Prime Timers: A New Age for Activism

From authors and actors to artists and activists, these 25 LGBT prime timers are still on the front lines in the battle for equality and show no signs of slowing down anytime soon.

BY Advocate.com Editors

August 27 2013 7:00 AM ET

George Takei, 76, Actor
George Hosato Takei may be best known for his role as Hikaru Sulu on Star Trek, but since publicly coming out of the closet in 2005, the former helmsman of the starship Enterprise has helped plot a course for LGBT equality around the world. Shortly after revealing that he's gay, Takei immediately began aggressively battling LGBT stereotypes and using his celebrity as an iconic science fiction actor to raise awareness of the struggles facing our community. "[LGBT people] are masculine, we are feminine, we are caring, we are abusive,” he said in a 2005 interview with Howard Stern. “We are just like straight people, in terms of our outward appearance and our behavior. The only difference is that we are oriented to people of our own gender."

In 2006, Takei took his mission on the road and embarked on a nationwide tour, “Equality Trek,” where he shared stories from his life as a gay Japanese-American, his long-term relationship with Brad Altman (whom he married in 2008), and his experience as a part of the Star Trek legacy.
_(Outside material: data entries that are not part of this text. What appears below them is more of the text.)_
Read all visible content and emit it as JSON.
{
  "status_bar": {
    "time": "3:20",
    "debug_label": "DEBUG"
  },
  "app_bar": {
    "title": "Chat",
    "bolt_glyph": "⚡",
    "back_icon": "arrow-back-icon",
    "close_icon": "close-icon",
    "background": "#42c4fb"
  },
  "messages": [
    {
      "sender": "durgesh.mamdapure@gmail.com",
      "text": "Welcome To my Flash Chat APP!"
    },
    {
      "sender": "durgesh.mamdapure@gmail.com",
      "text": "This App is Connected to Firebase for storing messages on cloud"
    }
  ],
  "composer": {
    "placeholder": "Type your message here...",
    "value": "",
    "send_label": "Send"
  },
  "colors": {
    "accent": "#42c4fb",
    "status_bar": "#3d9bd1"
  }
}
Since then, Takei has been a tireless advocate for the LGBT community, speaking out on political issues, marching in Pride parades, and aligning with several organizations, including the Human Rights Campaign, where he serves as a spokesman. In recent years he has also become a social media juggernaut with millions of followers who hungrily devour his unique mix of social commentary, comedic videos, and wacky internet memes. The popularity of his online presence prompted the 76-year-old actor-activist to write a book about his experience in the digital frontier, Oh Myyy! (There Goes The Internet), where he spills his secrets on everything from making memes memorable to taming trolls.

 

Gene Robinson, 66, Clergyman
Gene Robinson made history in 2003 when he became the first openly gay man in the Episcopal Church to be elected a bishop. Controversy and death threats followed, with conservatives claiming Robinson’s election would only cause a divide between the Episcopal Church and its worldwide body, the Anglican Communion. Still, Robinson did not back away from his calling and bravely continued in his service of the church, taking the appropriate precautions, which included wearing a bulletproof vest at events and increased security at his consecration.
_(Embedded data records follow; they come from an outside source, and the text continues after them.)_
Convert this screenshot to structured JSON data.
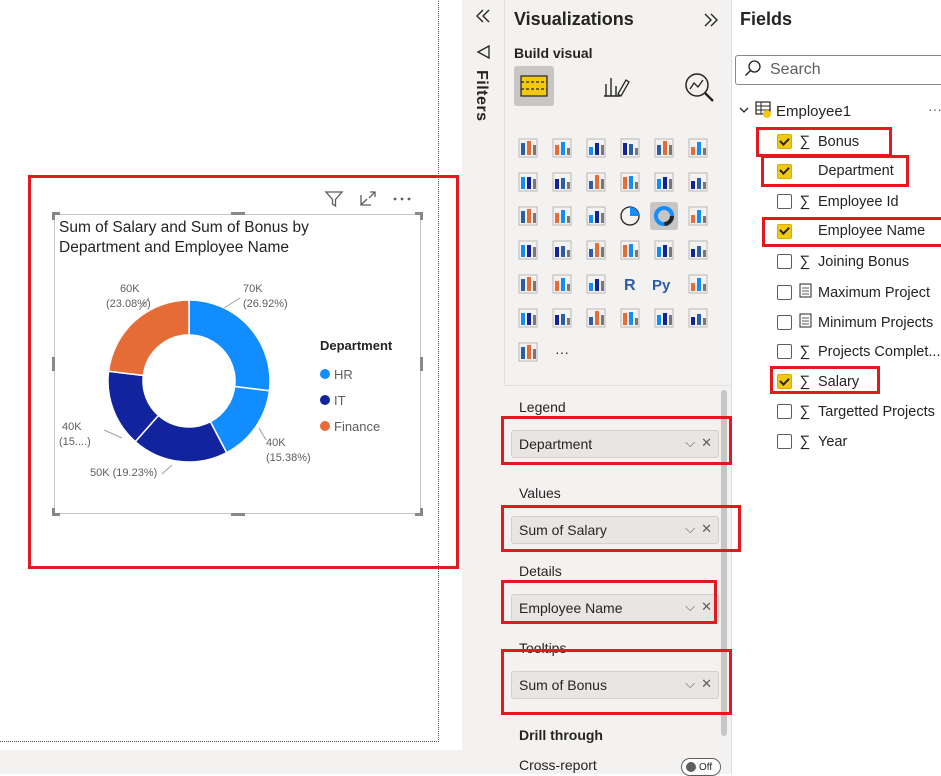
{
  "visual": {
    "title": "Sum of Salary and Sum of Bonus by Department and Employee Name",
    "legend_title": "Department",
    "legend": [
      {
        "label": "HR",
        "color": "#118dff"
      },
      {
        "label": "IT",
        "color": "#12239e"
      },
      {
        "label": "Finance",
        "color": "#e66c37"
      }
    ],
    "header_icons": [
      "filter-icon",
      "focus-mode-icon",
      "more-options-icon"
    ]
  },
  "chart_data": {
    "type": "pie",
    "title": "Sum of Salary and Sum of Bonus by Department and Employee Name",
    "slices": [
      {
        "department": "HR",
        "value": 70000,
        "label": "70K",
        "pct": "(26.92%)",
        "color": "#118dff"
      },
      {
        "department": "HR",
        "value": 40000,
        "label": "40K",
        "pct": "(15.38%)",
        "color": "#118dff"
      },
      {
        "department": "IT",
        "value": 50000,
        "label": "50K (19.23%)",
        "pct": "",
        "color": "#12239e"
      },
      {
        "department": "IT",
        "value": 40000,
        "label": "40K",
        "pct": "(15....)",
        "color": "#12239e"
      },
      {
        "department": "Finance",
        "value": 60000,
        "label": "60K",
        "pct": "(23.08%)",
        "color": "#e66c37"
      }
    ],
    "donut": true,
    "legend_position": "right"
  },
  "filters": {
    "label": "Filters"
  },
  "viz_pane": {
    "title": "Visualizations",
    "build_visual": "Build visual",
    "more_visuals": "···",
    "wells": [
      {
        "label": "Legend",
        "field": "Department"
      },
      {
        "label": "Values",
        "field": "Sum of Salary"
      },
      {
        "label": "Details",
        "field": "Employee Name"
      },
      {
        "label": "Tooltips",
        "field": "Sum of Bonus"
      }
    ],
    "drill_through": "Drill through",
    "cross_report": "Cross-report",
    "toggle_state": "Off"
  },
  "fields_pane": {
    "title": "Fields",
    "search_placeholder": "Search",
    "table": "Employee1",
    "more": "···",
    "fields": [
      {
        "name": "Bonus",
        "checked": true,
        "sigma": true
      },
      {
        "name": "Department",
        "checked": true,
        "sigma": false
      },
      {
        "name": "Employee Id",
        "checked": false,
        "sigma": true
      },
      {
        "name": "Employee Name",
        "checked": true,
        "sigma": false
      },
      {
        "name": "Joining Bonus",
        "checked": false,
        "sigma": true
      },
      {
        "name": "Maximum Project",
        "checked": false,
        "sigma": false
      },
      {
        "name": "Minimum Projects",
        "checked": false,
        "sigma": false
      },
      {
        "name": "Projects Complet...",
        "checked": false,
        "sigma": true
      },
      {
        "name": "Salary",
        "checked": true,
        "sigma": true
      },
      {
        "name": "Targetted Projects",
        "checked": false,
        "sigma": true
      },
      {
        "name": "Year",
        "checked": false,
        "sigma": true
      }
    ]
  }
}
Since then Robinson has become a heroic figure and household name among LGBT people, who felt his election signaled the evolution of the church’s attitude toward them. Robinson’s work and visibility as gay bishop led Out magazine to include him in the publication’s 2009 Power 50 list.

Though he retired in January of this year, Robinson continues to use his voice to support LGBT equality and continues to work on bridging the gap between religious bodies and the LGBT community.

 

Alice Walker, 69, Writer and Activist
Writer Alice Walker is perhaps best known for The Color Purple, a Pulitzer Prize-winning novel whose main character, a young black woman living in the early-20th-century American South, grapples with racism as well as violence within her own community. The story hits close to home for Walker, who, as the youngest daughter of a poor African-American sharecropper in Georgia, witnessed the myriad injustices of the Jim Crow era and heard stories of the horrors of slavery, passed down in her family through oral tradition. Thanks to Walker’s intelligence and to the perseverance of her mother, she was able to receive a full-tuition scholarship to Spelman College. Later, she graduated from Sarah Lawrence College in New York, bringing her opportunities to record the essence of these inherited stories into print, including an editorial position at Ms. magazine.

As reflected in her writing, Walker is a lifelong activist. From her participation in the U.S. civil rights movement to her protests of the Gaza war to her recent advocacy for Chelsea Manning, the gay soldier who gave classified information to WikiLeaks, the feminist and poet has established herself as one of the country’s most prominent voices for minority groups. Now 69, the bisexual author continues to be prolific in her written work as well, having recently published a collection of essays, The Cushion in the Road: Meditation and Wandering as the Whole World Awakens to Being in Harm's Way, and a book of poetry, The World Will Follow Joy: Turning Madness Into Flowers. A documentary on her life, Alice Walker: Beauty in Truth, by lesbian filmmaker Pratibha Parmar, was released this year. Featuring interviews with Walker as well as friend and contemporaries — including Angela Davis, Danny Glover, Sapphire, and Steven Spielberg, who adapted The Color Purple into an Academy Award-nominated film — Beauty in Truth chronicles Walker’s life, the lovers and partners who influenced her, and her rise to become one of America's most revered and controversial literary lionesses.